Sandra Bullock ile ortaklar Melisa McCarthy Suçluların skrotumları ve diğer hassas vücut bölgeleriyle Rus ruleti oynadığı bu şehvetli polis/arkadaş komedisinde. Yönetmen Paul Feig (nedime) mutlaka görülmesi gereken bu yaz filminde büyük kahkahalar atmaya yardımcı oluyor.
4,5 Yıldız: Polis/arkadaş filmlerinin hayranları için mükemmel
FBI Ajanı Sarah Ashburn (Sandra Bullock) işinde iyidir. Çoğu suçlu zihni alt edebilir, ancak yetenekleri hakkında böbürlenme ihtiyacı genellikle meslektaşlarının tüylerini diken diken eder. Bilgisiz olduğu için o kadar da kibirli değil. Arkadaşı olmayan tek arkadaşı komşusunun kedisi, ikramlarla rüşvet verir. Büro'da bir terfi başladığında Ashburn, kariyer basamaklarını yükseltmeye layık olduğunu kanıtlamak için acımasız bir uyuşturucu baronu aramak için Boston'a gider.
İçinde Boston, yerel dayak polisi Shannon Mullins (Melisa McCarthy) kendini baş araştırmacı olarak görür ve kendine özgü kurallarına göre oynar. Bir şüphelinin kasıklarına silah dayamaktan ve mahrem yerlerini tabancayla kırbaçlamaktan üstün değildir. Aslında, bir suçluyu hırpalamakta onun sözlerini kullanmaktan çok daha iyi.
Ashburn ve Mullins birlikte çalışmak zorunda kaldıklarında, bu iki zıtlık mümkün olan her şekilde ve komik şekilde çatışır. Her biri aynı park yeri için savaşırken "sevimli tanışmaları" gerçekleşir ve gerilimler oradan tırmanır. Bir sahnede Mullins, erkek patronunun ofisinde "küçük fare topları" için çılgınca arama yapıyor, ancak açıkçası her ikisi için de yeterli kojona sahip.

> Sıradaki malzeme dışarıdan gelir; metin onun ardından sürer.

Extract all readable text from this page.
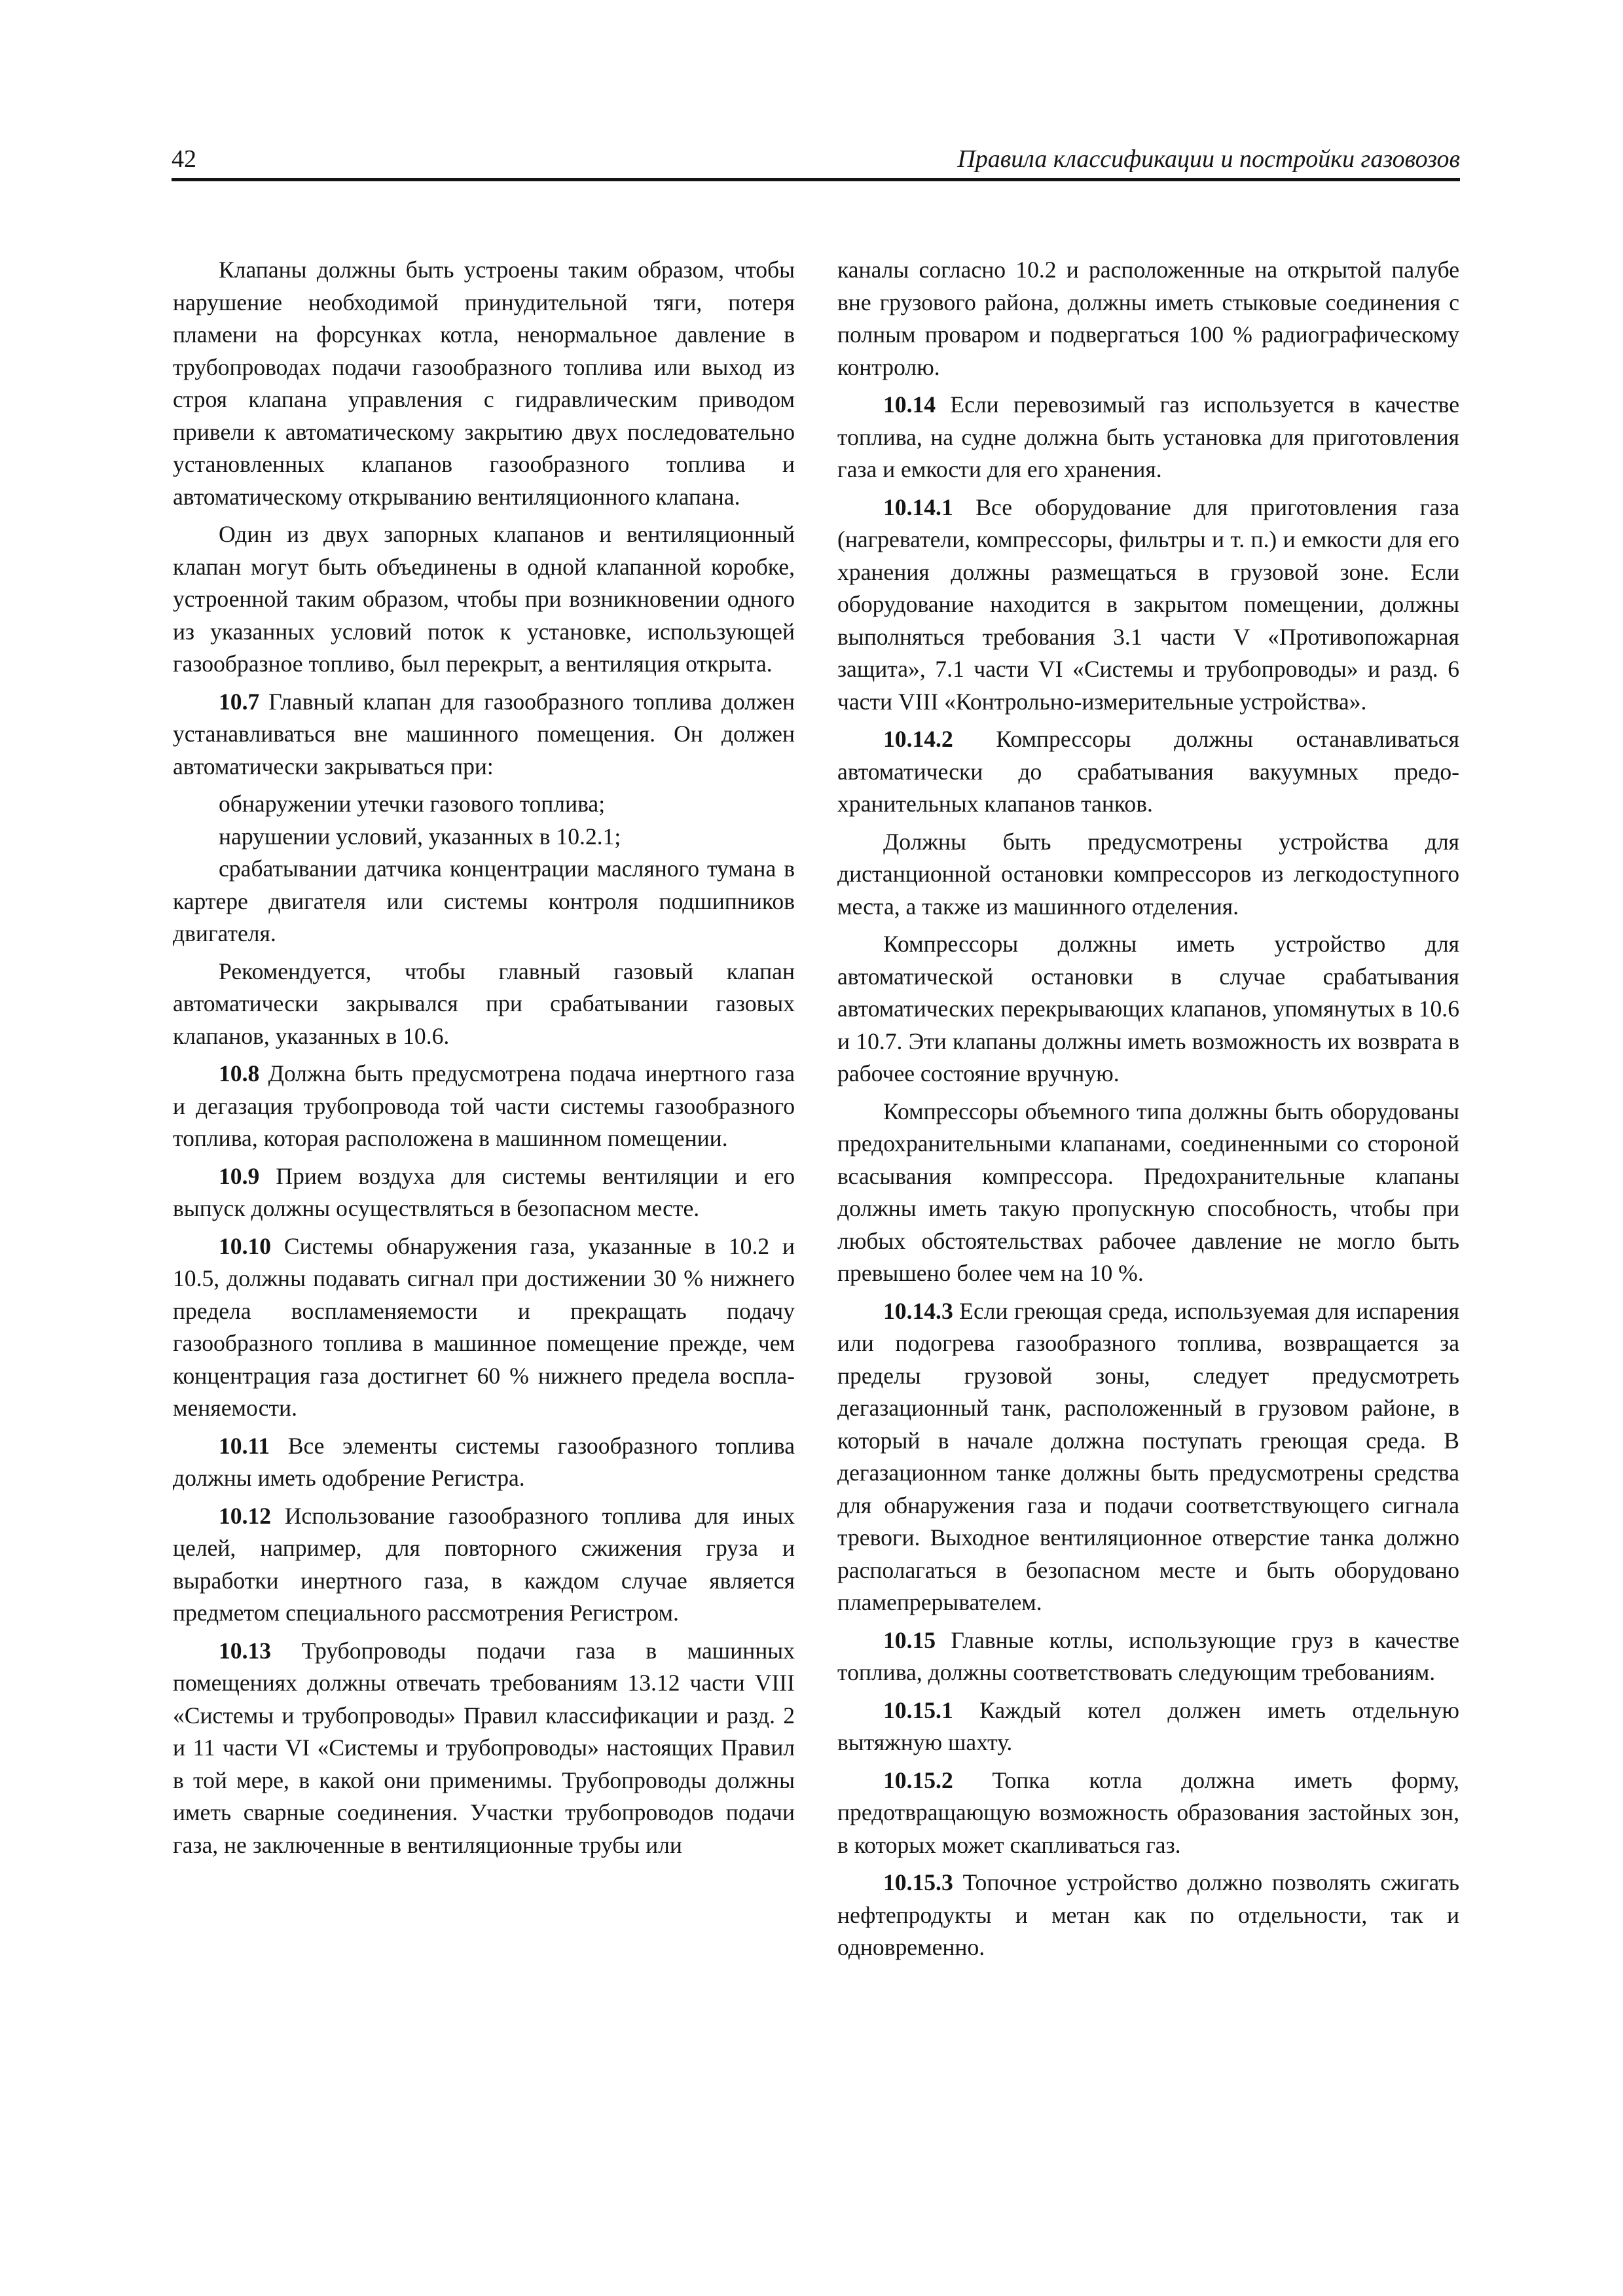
42	Правила классификации и постройки газовозов

Клапаны должны быть устроены таким образом, чтобы нарушение необходимой принудительной тяги, потеря пламени на форсунках котла, ненормальное давление в трубопроводах подачи газообразного топлива или выход из строя клапана управления с гидравлическим приводом привели к автоматическому закрытию двух последовательно установленных клапанов газообразного топлива и автоматическому открыванию вентиляционного клапана.

Один из двух запорных клапанов и вентиляционный клапан могут быть объединены в одной клапанной коробке, устроенной таким образом, чтобы при возникновении одного из указанных условий поток к установке, использующей газообразное топливо, был перекрыт, а вентиляция открыта.

10.7 Главный клапан для газообразного топлива должен устанавливаться вне машинного помещения. Он должен автоматически закрываться при:

обнаружении утечки газового топлива;

нарушении условий, указанных в 10.2.1;

срабатывании датчика концентрации масляного тумана в картере двигателя или системы контроля подшипников двигателя.

Рекомендуется, чтобы главный газовый клапан автоматически закрывался при срабатывании газовых клапанов, указанных в 10.6.

10.8 Должна быть предусмотрена подача инертного газа и дегазация трубопровода той части системы газообразного топлива, которая расположена в машинном помещении.

10.9 Прием воздуха для системы вентиляции и его выпуск должны осуществляться в безопасном месте.

10.10 Системы обнаружения газа, указанные в 10.2 и 10.5, должны подавать сигнал при достижении 30 % нижнего предела воспламеняемости и прекращать подачу газообразного топлива в машинное помещение прежде, чем концентрация газа достигнет 60 % нижнего предела воспламеняемости.

10.11 Все элементы системы газообразного топлива должны иметь одобрение Регистра.

10.12 Использование газообразного топлива для иных целей, например, для повторного сжижения груза и выработки инертного газа, в каждом случае является предметом специального рассмотрения Регистром.

10.13 Трубопроводы подачи газа в машинных помещениях должны отвечать требованиям 13.12 части VIII «Системы и трубопроводы» Правил классификации и разд. 2 и 11 части VI «Системы и трубопроводы» настоящих Правил в той мере, в какой они применимы. Трубопроводы должны иметь сварные соединения. Участки трубопроводов подачи газа, не заключенные в вентиляционные трубы или

каналы согласно 10.2 и расположенные на открытой палубе вне грузового района, должны иметь стыковые соединения с полным проваром и подвергаться 100 % радиографическому контролю.

10.14 Если перевозимый газ используется в качестве топлива, на судне должна быть установка для приготовления газа и емкости для его хранения.

10.14.1 Все оборудование для приготовления газа (нагреватели, компрессоры, фильтры и т. п.) и емкости для его хранения должны размещаться в грузовой зоне. Если оборудование находится в закрытом помещении, должны выполняться требования 3.1 части V «Противопожарная защита», 7.1 части VI «Системы и трубопроводы» и разд. 6 части VIII «Контрольно-измерительные устройства».

10.14.2 Компрессоры должны останавливаться автоматически до срабатывания вакуумных предохранительных клапанов танков.

Должны быть предусмотрены устройства для дистанционной остановки компрессоров из легкодоступного места, а также из машинного отделения.

Компрессоры должны иметь устройство для автоматической остановки в случае срабатывания автоматических перекрывающих клапанов, упомянутых в 10.6 и 10.7. Эти клапаны должны иметь возможность их возврата в рабочее состояние вручную.

Компрессоры объемного типа должны быть оборудованы предохранительными клапанами, соединенными со стороной всасывания компрессора. Предохранительные клапаны должны иметь такую пропускную способность, чтобы при любых обстоятельствах рабочее давление не могло быть превышено более чем на 10 %.

10.14.3 Если греющая среда, используемая для испарения или подогрева газообразного топлива, возвращается за пределы грузовой зоны, следует предусмотреть дегазационный танк, расположенный в грузовом районе, в который в начале должна поступать греющая среда. В дегазационном танке должны быть предусмотрены средства для обнаружения газа и подачи соответствующего сигнала тревоги. Выходное вентиляционное отверстие танка должно располагаться в безопасном месте и быть оборудовано пламепрерывателем.

10.15 Главные котлы, использующие груз в качестве топлива, должны соответствовать следующим требованиям.

10.15.1 Каждый котел должен иметь отдельную вытяжную шахту.

10.15.2 Топка котла должна иметь форму, предотвращающую возможность образования застойных зон, в которых может скапливаться газ.

10.15.3 Топочное устройство должно позволять сжигать нефтепродукты и метан как по отдельности, так и одновременно.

Melissa McCarthy, vücudunun ve ruhunun her zerresini karaktere adadı - suçla mücadele şevkiyle adeta titriyor. Ekranda Mullins'in tam olarak ne istediğini bilmediğiniz ve onu anlayabileceğinden korktuğunuz tek bir an yok.
Sandra Bullock, McCarthy'nin cesur komedisinde heteroseksüel kadını oynuyor, ama o komik, McCarthy'nin cesur tarzını dengeleyen "anlıyor". Senarist Katie Dippold, bu karakterleri cinsiyetçilik ve yasanın sınırlarıyla mücadele eden gerçek kadınlar olarak zekice yazıyor. Zıtlar olsa da, hem Mullins hem de Ashburn temelde her şeyi başarabileceklerine inanıyorlar ve sonuç olarak onların da başarabileceklerine inanıyoruz - ve bu harika bir yazı.